Forty-eight Senators and House members urged the Environmental Protection Agency in a Feb. 9 letter to step up regulation around plastics, including by limiting chemical recycling and setting national targets for refillable packaging and reducing single-use plastics.

The group, led by Rep. Jared Huffman, D-Calif., Sen. Cory Booker, D-N.J. and Sen. Jeff Merkley, D-Ore., told EPA Administrator Michael Regan the agency should remove chemical recycling technologies from the National Recycling Strategy and build on reuse and plastics source reduction mandates in the SB-54 legislation California passed last year.

They also pointed to the Protecting Communities from Plastics Act, which they introduced in December, as a blueprint for executive action by President Joe Biden's administration.
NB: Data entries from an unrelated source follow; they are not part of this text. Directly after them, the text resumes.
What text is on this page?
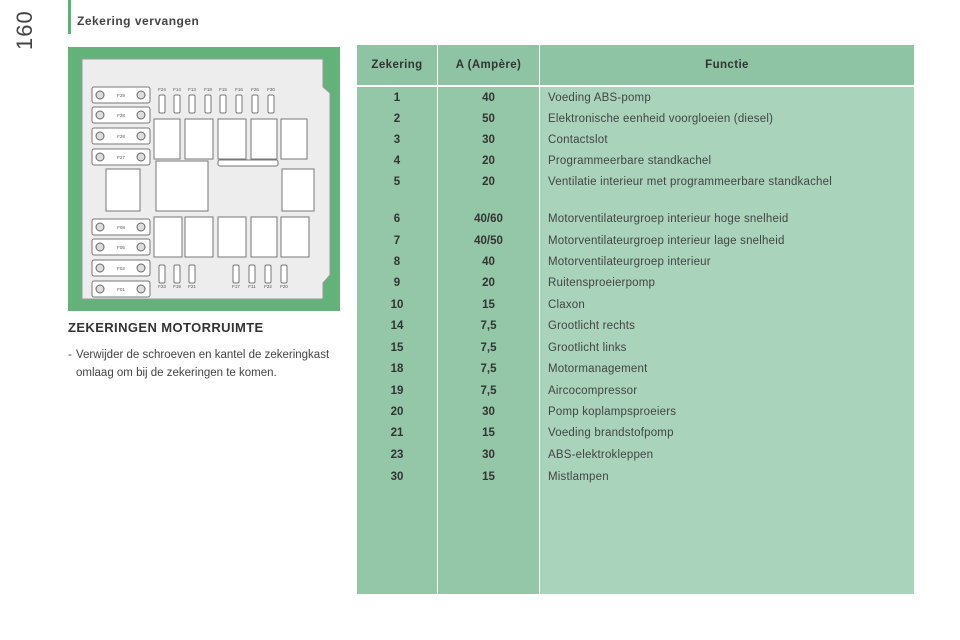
160	Zekering vervangen
F24 F14 F13 F18 F15 F16 F26 F30
F23 F19 F21	F17 F11 F22 F20
F29
F28
F28
F27
F08
F05
F02
F01
ZEKERINGEN MOTORRUIMTE
- Verwijder de schroeven en kantel de zekeringkast omlaag om bij de zekeringen te komen.
Zekering	A (Ampère)	Functie
1	40	Voeding ABS-pomp
2	50	Elektronische eenheid voorgloeien (diesel)
3	30	Contactslot
4	20	Programmeerbare standkachel
5	20	Ventilatie interieur met programmeerbare standkachel
6	40/60	Motorventilateurgroep interieur hoge snelheid
7	40/50	Motorventilateurgroep interieur lage snelheid
8	40	Motorventilateurgroep interieur
9	20	Ruitensproeierpomp
10	15	Claxon
14	7,5	Grootlicht rechts
15	7,5	Grootlicht links
18	7,5	Motormanagement
19	7,5	Aircocompressor
20	30	Pomp koplampsproeiers
21	15	Voeding brandstofpomp
23	30	ABS-elektrokleppen
30	15	Mistlampen
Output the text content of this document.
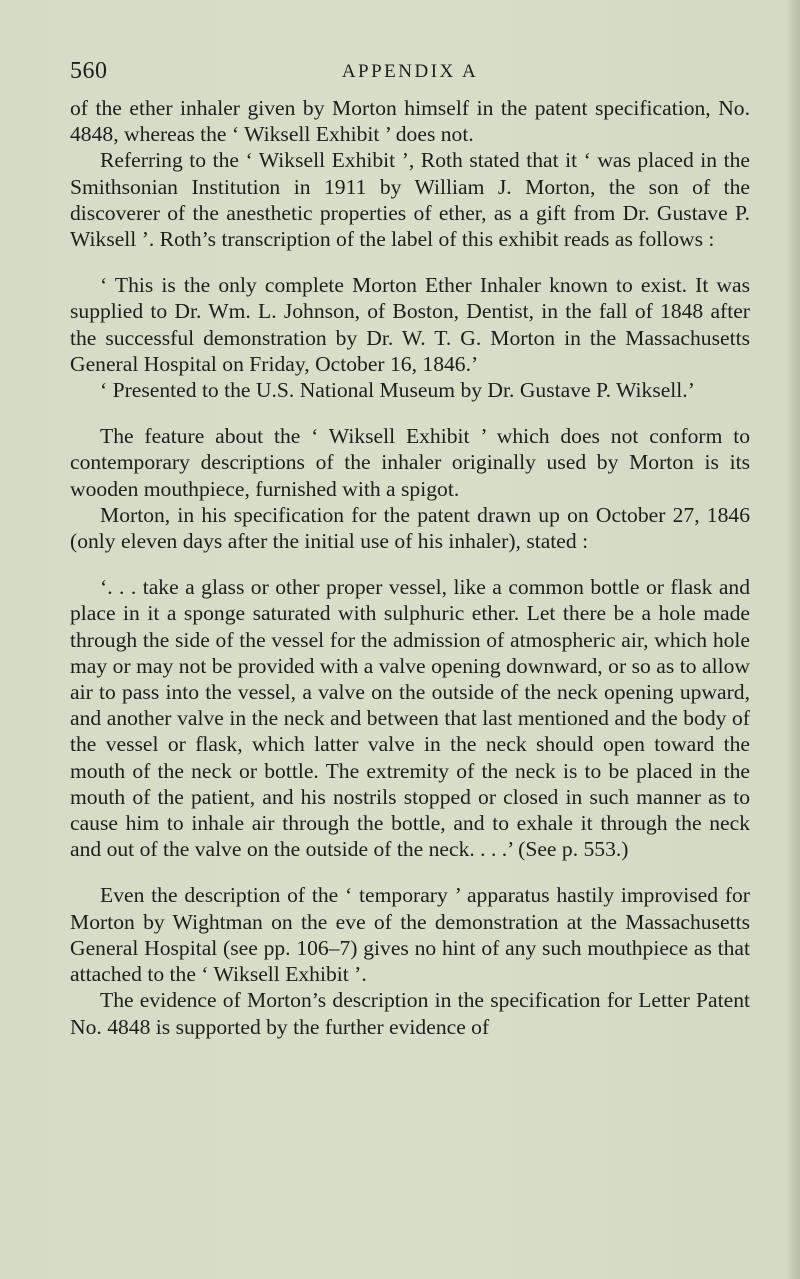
560	APPENDIX A

of the ether inhaler given by Morton himself in the patent specification, No. 4848, whereas the ‘ Wiksell Exhibit ’ does not.

Referring to the ‘ Wiksell Exhibit ’, Roth stated that it ‘ was placed in the Smithsonian Institution in 1911 by William J. Morton, the son of the discoverer of the anesthetic properties of ether, as a gift from Dr. Gustave P. Wiksell ’. Roth’s transcription of the label of this exhibit reads as follows :

‘ This is the only complete Morton Ether Inhaler known to exist. It was supplied to Dr. Wm. L. Johnson, of Boston, Dentist, in the fall of 1848 after the successful demonstration by Dr. W. T. G. Morton in the Massachusetts General Hospital on Friday, October 16, 1846.’

‘ Presented to the U.S. National Museum by Dr. Gustave P. Wiksell.’

The feature about the ‘ Wiksell Exhibit ’ which does not conform to contemporary descriptions of the inhaler originally used by Morton is its wooden mouthpiece, furnished with a spigot.

Morton, in his specification for the patent drawn up on October 27, 1846 (only eleven days after the initial use of his inhaler), stated :

‘. . . take a glass or other proper vessel, like a common bottle or flask and place in it a sponge saturated with sulphuric ether. Let there be a hole made through the side of the vessel for the admission of atmospheric air, which hole may or may not be provided with a valve opening downward, or so as to allow air to pass into the vessel, a valve on the outside of the neck opening upward, and another valve in the neck and between that last mentioned and the body of the vessel or flask, which latter valve in the neck should open toward the mouth of the neck or bottle. The extremity of the neck is to be placed in the mouth of the patient, and his nostrils stopped or closed in such manner as to cause him to inhale air through the bottle, and to exhale it through the neck and out of the valve on the outside of the neck. . . .’ (See p. 553.)

Even the description of the ‘ temporary ’ apparatus hastily improvised for Morton by Wightman on the eve of the demonstration at the Massachusetts General Hospital (see pp. 106–7) gives no hint of any such mouthpiece as that attached to the ‘ Wiksell Exhibit ’.

The evidence of Morton’s description in the specification for Letter Patent No. 4848 is supported by the further evidence of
"Many of the provisions of this bill can be implemented by EPA now, without further Congressional action," they said.

The letter comes one day after the American Chemistry Council said it expected new plastics legislation to be introduced in Congress soon that would be an "alternative framework" to legislation backed by the letter's authors, including the Break Free from Plastic Pollution Act.

The Feb. 9 letter also wants EPA to impose additional financial requirements on plastics facilities seeking air and water permits and initiate a rulemaking under the Toxic Substances Control Act to understand human health impacts of the petrochemical industry.

It also urges EPA to develop a microplastics pilot program to test technologies for preventing their release to the environment and removing them from the environment.